The fourth quarter earnings season is in full swing and the overall tone of earnings reports thus far has been quite reassuring – we have yet to see the ugly numbers many of us had started fearing in the run up to this reporting season.

The focus today is on Apple’s (AAPL) report after the close, but in many respects the iPhone maker is not a ‘normal’ company and its results don’t represent the broader corporate world in general or the Technology sector in particular. The strong results from Google (GOOG), IBM (IBM), DuPont (DD) and CSX Corp (CSX) on Tuesday are better representations of what’s happening on the earnings front.

In this morning’s batch of reports, McDonald’s (MCD) and United Technologies (UTX) beat on earnings, but missed on revenues, while Coach (COH) came short on both counts.

Google’s results are important because of what they tell us about the impact of the secular shift from the desktop to the mobile interface, which besides Google has been concern with other Technology players like Facebook (FB) and Zynga (Z).

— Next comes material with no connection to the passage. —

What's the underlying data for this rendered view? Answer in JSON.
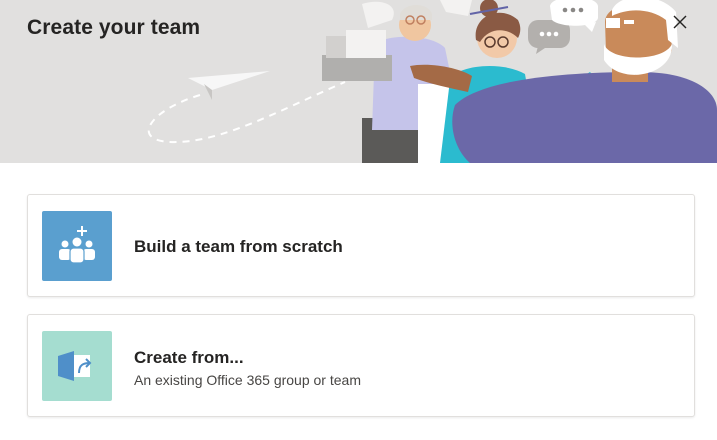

The key takeaway from the company’s report is that the persistent downtrend in its average cost per click, the cost that advertisers pay Google each time a user clicks on an ad, over the last many quarters may have started to stabilize. The company’s cost per click dropped 6% in the fourth quarter from the same period last year, a much lower drop than the 15% year over year drop in the third quarter. Sequentially, it was up 2%. This was the reassuring part of the Google report even as it missed revenue expectations.

The scorecard as of this morning shows fourth quarter earnings reports from 98 S&P 500 companies or 19.6% of the index’s total membership that account for 28.7% of the index’s total market cap. Total earnings for these 98 companies are up 1.7% from the same period last year, with 65.3% beating earnings expectations and a median surprise of +2.7%. Revenues are up 5.2%, with 54.1% of the companies coming ahead of top-line expectations with a median revenue surprise of +0.6%.

This is a better performance than what this same group of 98 companies reported in the third quarter. The composite growth rate for the fourth quarter, where we combine the results of the 98 companies that are out with the 402 still to come, is for a drop of -0.4% in total earnings and an equivalent drop on the revenue side.

Perhaps expectations had fallen enough before the season got underway that coming ahead of them didn’t require much effort. But while that would account for the ratio and magnitude of surprises we are seeing at present, the overall tone of company guidance has not been that bad either.

That said, earnings growth has come down to a crawl and margins remain under pressure. We will have to wait and see how the rest of the earnings season unfolds. What we have seen thus far may not be ugly, but it isn’t necessarily pretty either.